Mit diesen Ideen wollen Daimler, BMW und VW die Techkonzerne abhängen

Von: Hannah Krolle

Die deutschen Hersteller fordern Google und Tesla mit eigenen Betriebssystemen heraus. Der E-Autobauer Polestar setzt hingegen voll auf den Suchmaschinenkonzern. Ein Vergleich.

Die Software entscheidet über den Erfolg der Marke.

Mercedes-Benz EQS bei der Autoshow in Schanghai 2021

Die Software entscheidet über den Erfolg der Marke.

Düsseldorf Sprachsteuerung, Spurhalteassistent, Pulsmessung am Lenkrad: Was vor zehn Jahren an Science-Fiction-Filme erinnerte, ist heute in einigen Autos Realität. Inzwischen entscheidet die Software über den Erfolg einer Automarke, denn sie ist für viele Kunden ein wichtiges Kaufargument.

Das zeigt eine Studie der Beratungsgesellschaft McKinsey: 37 Prozent der Autokäufer geben an, sie würden für bessere digitale Angebote das Auto einer anderen Marke kaufen – bei den für deutsche Marken so wichtigen Käufern von Premiumfahrzeugen sind es sogar 47 Prozent.

Die Autoindustrie verstehe zunehmend, „dass Konnektivitätslösungen nicht nur zusätzlichen Umsatz und Kosteneinsparungen über den gesamten Lebenszyklus des Autos bringen, sondern den Kunden auch viel stärker an die Marke binden können“, erklärt Timo Möller, Partner bei McKinsey und Co-Autor der Studie.

Unterdessen wächst für die deutschen Hersteller der Konkurrenzdruck, denn die amerikanischen Techkonzerne schlafen nicht. Google drängt mit einem eigens für die Automobilindustrie entwickelten Betriebssystem auf den Markt, das drahtlos „over the air“ ständig aktualisiert wird. Auch Tesla hat seine Flotte mit einem eigenen Betriebssystem ausgestattet.

Deutsche Autobauer müssten beim Thema Software „technisch auf die neuesten Standards setzen“, um gegenüber den IT-Konkurrenten aus dem Silicon Valley bestehen zu können, erklärt Alexander Koster, Partner der Beratungsgesellschaft Boston Consulting Group. Die Hersteller reagieren und kündigen Neuerungen an. Mit diesen Ideen sagen die Autobauer Google und Tesla den Kampf an – ein Überblick.

VW: 27 Milliarden Euro in Digitalisierung

VW investiert bis 2024 rund 27 Milliarden Euro in die Digitalisierung. Konzernchef Herbert Diess will den Konzern zum Technologieunternehmen weiterentwickeln und ihn auf Augenhöhe mit Tesla und Apple bringen. „Die Digitalisierung ist eine Revolution, für uns als Branche und für die Kunden. Autos werden zukünftig selbst fahren. Damit wird sich das Geschäftsmodell grundlegend ändern“, sagte Diess dem Handelsblatt.

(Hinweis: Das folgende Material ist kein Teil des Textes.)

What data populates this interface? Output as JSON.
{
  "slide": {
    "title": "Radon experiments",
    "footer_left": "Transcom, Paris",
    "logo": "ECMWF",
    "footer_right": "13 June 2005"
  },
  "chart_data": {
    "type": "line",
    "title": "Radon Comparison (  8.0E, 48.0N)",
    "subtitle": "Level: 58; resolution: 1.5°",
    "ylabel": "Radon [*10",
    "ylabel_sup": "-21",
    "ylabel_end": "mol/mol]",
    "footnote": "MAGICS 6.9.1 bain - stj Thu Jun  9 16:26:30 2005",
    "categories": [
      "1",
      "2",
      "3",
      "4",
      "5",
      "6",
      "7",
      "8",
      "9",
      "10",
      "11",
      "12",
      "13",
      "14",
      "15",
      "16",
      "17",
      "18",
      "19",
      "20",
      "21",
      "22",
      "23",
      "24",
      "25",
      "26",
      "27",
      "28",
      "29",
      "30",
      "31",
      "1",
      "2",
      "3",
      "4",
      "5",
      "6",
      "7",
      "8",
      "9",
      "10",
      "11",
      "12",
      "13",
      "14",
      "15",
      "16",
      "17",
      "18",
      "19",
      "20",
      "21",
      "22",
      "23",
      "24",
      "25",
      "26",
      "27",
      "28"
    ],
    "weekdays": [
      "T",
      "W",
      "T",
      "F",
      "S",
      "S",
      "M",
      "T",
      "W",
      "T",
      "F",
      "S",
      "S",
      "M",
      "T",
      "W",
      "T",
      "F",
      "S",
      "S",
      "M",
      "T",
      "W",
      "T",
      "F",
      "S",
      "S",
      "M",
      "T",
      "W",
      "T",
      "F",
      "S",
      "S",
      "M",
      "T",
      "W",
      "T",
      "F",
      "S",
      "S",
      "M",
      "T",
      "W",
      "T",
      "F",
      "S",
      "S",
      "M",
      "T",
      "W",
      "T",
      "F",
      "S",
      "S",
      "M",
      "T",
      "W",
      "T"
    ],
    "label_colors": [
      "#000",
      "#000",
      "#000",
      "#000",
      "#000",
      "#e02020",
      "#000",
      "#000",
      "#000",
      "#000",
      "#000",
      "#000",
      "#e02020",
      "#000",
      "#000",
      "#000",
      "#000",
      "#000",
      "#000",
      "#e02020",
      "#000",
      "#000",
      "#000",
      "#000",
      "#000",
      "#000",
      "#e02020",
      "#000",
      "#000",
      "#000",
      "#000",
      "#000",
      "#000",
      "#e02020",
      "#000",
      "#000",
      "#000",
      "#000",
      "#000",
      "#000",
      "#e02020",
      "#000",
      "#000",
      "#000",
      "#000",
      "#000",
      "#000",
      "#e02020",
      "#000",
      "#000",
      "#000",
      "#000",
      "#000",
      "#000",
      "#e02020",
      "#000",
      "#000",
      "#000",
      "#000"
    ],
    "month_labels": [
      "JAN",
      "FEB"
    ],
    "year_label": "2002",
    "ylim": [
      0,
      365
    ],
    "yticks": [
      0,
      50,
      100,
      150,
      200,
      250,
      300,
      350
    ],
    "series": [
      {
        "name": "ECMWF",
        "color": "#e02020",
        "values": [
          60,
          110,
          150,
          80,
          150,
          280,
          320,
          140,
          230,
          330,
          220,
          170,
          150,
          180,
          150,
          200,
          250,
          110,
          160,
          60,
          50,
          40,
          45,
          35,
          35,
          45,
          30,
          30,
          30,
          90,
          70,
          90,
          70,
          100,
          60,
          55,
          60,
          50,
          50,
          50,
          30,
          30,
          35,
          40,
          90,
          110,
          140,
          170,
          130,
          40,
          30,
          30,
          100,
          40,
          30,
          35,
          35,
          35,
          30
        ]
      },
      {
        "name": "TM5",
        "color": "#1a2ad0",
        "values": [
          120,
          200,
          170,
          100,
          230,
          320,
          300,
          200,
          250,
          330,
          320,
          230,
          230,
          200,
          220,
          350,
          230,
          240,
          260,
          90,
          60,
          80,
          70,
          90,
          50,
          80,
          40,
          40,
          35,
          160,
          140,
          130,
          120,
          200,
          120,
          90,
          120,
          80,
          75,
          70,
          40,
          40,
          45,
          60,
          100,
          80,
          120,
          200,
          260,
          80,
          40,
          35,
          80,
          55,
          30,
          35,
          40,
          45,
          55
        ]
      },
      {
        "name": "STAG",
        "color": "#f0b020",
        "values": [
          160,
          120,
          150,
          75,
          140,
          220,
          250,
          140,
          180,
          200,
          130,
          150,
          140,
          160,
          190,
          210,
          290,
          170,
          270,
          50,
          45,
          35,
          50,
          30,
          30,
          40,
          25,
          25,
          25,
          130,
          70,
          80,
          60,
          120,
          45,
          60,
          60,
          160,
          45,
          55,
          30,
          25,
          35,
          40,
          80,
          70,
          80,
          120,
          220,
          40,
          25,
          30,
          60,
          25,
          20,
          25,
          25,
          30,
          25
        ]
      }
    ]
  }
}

In jedem Fahrzeug, nicht nur in den Luxusklassen, sollen Computerprogramme für autonomes Fahren installiert sein. Dafür braucht VW ein leistungsfähiges Betriebssystem. Den Prozessor dafür soll laut Diess die Softwaretochter Cariad entwickeln. „Wir bauen diese Kompetenzen auf, und wir versuchen, das so schnell wie möglich zu leisten“, sagte der VW-Chef. Beschleunigen will der Konzern den Prozess durch Kooperationen mit den Techunternehmen Mobileye und Nvidia.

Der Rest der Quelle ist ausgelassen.